The practical answer, of course, is “none of the above.” The admissions process as it exists today is first and foremost about achieving strategic institutional goals. I would love to see an “elite” institution conduct an experiment and admit its class through a lottery for even a single year, whether from a pool as broad as that suggested by Bellafante or one more narrow. But it is unlikely to happen because it would mean a loss of institutional control, with admissions officers no longer able to craft or sculpt the class. What would happen if a lottery resulted in a dramatic drop in diversity or legacy and athlete admits?

The bigger issue is whether merit and fairness are mutually exclusive concepts. Can merit and justice co-exist? I want to believe they can. I continue to believe in meritocracy as an ideal, but I also recognize that “merit” is hard to define. There are lots of examples of merit that are thinly disguised descriptions of privilege.

When I wrote my article arguing for the use of random selection in elective admission, there was a third reaction that I didn’t expect. It came from students who wanted to believe that their admission to an Ivy League university was because they were superior, intellectually and perhaps morally, to those not as fortunate. They wanted to be the college admission version of John Calvin’s “elect,” and they didn’t want luck to play any part in their admission.

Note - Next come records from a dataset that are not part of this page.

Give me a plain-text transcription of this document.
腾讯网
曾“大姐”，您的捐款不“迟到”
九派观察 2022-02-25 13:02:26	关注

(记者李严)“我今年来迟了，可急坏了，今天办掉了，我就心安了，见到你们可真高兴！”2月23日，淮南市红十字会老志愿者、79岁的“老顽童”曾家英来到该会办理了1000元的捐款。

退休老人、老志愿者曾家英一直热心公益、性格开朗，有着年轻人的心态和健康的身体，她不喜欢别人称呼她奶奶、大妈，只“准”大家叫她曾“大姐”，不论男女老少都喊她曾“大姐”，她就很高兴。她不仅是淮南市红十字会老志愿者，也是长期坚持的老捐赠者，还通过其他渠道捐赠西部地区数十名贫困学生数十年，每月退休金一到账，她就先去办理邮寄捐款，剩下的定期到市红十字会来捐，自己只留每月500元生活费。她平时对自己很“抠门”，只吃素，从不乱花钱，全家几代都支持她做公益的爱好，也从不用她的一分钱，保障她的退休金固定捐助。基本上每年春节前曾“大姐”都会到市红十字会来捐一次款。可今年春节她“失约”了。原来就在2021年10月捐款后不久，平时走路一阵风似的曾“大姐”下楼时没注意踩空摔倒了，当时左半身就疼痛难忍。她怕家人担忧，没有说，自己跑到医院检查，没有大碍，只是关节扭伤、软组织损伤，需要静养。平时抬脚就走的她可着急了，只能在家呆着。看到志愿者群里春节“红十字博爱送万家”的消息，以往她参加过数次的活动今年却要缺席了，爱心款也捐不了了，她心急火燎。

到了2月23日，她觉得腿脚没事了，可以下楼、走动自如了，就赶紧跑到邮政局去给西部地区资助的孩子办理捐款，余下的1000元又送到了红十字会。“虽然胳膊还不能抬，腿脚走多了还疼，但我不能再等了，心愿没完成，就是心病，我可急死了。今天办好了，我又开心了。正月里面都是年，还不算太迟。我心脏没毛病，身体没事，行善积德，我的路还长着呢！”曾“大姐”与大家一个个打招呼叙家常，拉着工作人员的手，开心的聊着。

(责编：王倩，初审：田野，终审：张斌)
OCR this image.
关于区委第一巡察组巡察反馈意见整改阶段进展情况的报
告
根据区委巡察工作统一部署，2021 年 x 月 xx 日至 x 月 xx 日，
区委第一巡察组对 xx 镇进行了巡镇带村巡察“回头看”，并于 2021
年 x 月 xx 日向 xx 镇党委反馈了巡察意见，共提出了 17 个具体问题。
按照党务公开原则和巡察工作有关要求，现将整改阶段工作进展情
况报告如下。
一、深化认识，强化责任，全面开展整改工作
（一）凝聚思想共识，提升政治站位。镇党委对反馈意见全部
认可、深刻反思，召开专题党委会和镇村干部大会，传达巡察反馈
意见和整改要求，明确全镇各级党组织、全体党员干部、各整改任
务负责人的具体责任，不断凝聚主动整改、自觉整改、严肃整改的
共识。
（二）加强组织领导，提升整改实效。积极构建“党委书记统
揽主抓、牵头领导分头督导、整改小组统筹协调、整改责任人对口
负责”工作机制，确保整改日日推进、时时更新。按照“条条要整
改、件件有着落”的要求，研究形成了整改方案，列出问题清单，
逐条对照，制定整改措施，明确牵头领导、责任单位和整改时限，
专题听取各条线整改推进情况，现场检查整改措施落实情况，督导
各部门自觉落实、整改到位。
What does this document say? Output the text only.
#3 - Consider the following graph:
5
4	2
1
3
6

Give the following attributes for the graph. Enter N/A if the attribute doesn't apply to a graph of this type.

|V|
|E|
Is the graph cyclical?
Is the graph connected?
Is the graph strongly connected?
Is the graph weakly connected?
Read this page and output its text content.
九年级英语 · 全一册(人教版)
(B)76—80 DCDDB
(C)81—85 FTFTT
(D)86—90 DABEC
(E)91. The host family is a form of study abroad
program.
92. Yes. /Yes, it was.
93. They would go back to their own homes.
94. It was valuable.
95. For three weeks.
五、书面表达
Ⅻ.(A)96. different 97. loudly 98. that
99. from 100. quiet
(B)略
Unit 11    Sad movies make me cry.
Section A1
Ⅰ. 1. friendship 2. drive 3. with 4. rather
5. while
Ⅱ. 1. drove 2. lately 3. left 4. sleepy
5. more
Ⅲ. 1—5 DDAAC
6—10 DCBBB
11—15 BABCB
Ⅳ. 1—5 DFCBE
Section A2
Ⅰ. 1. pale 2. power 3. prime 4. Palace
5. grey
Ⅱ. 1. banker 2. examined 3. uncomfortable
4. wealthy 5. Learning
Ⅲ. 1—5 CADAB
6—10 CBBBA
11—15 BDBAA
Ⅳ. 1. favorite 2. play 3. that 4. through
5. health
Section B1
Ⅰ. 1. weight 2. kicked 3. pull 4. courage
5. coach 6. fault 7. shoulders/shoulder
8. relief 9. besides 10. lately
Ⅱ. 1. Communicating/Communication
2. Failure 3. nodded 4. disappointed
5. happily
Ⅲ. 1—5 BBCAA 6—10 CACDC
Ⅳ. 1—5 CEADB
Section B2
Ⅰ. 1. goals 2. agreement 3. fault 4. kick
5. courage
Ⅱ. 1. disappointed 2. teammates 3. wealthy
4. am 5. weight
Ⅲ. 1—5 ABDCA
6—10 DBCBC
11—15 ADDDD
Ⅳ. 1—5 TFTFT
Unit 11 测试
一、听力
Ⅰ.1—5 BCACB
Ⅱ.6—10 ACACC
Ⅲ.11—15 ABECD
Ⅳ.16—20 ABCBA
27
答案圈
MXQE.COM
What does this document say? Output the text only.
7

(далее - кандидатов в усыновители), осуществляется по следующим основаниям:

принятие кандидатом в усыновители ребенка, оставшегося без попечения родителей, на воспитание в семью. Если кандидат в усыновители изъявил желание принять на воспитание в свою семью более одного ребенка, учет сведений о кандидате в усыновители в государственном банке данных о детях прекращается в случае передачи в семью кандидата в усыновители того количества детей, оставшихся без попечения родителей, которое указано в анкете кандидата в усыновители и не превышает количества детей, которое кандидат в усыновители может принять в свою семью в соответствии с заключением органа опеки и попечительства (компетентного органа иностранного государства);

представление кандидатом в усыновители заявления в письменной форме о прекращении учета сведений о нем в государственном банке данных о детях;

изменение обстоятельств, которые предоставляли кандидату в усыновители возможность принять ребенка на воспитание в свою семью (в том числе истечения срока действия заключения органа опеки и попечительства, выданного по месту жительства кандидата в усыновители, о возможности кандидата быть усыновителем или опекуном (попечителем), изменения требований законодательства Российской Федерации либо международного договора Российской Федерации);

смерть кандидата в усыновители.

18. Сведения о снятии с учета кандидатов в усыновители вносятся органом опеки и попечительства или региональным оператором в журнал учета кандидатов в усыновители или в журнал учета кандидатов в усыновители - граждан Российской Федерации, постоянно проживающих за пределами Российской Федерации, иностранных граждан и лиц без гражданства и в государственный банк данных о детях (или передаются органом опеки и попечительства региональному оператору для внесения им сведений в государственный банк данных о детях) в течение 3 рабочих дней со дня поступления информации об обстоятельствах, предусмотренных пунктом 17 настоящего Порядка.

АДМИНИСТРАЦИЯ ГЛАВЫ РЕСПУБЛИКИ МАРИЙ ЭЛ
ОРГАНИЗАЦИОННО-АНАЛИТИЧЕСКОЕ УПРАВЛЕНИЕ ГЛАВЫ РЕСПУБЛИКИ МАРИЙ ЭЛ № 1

That’s exactly why the Ivy League lottery proposed by Bellafante would be a good thing. A number of years ago, I heard a presentation from Nando Parrado, one of the survivors of the 1972 plane crash in the Andes Mountains involving a Uruguayan rugby team. After two months without rescue, Parrado and a teammate climbed a 15,000-foot mountain without gear and hiked across Chile for 10 days before finding help.

Parrado insists that he is in no way a hero. He lost his mother, sister and best friend in the crash, and he talked about the role that serendipity or happenstance played in his survival, noting that he would have died in the crash if he had sat one row ahead.

Admission to an elite college signifies being deserving and meritorious, but it also signifies being fortunate. We need to make sure that those admitted are as focused on the second as they are on the first.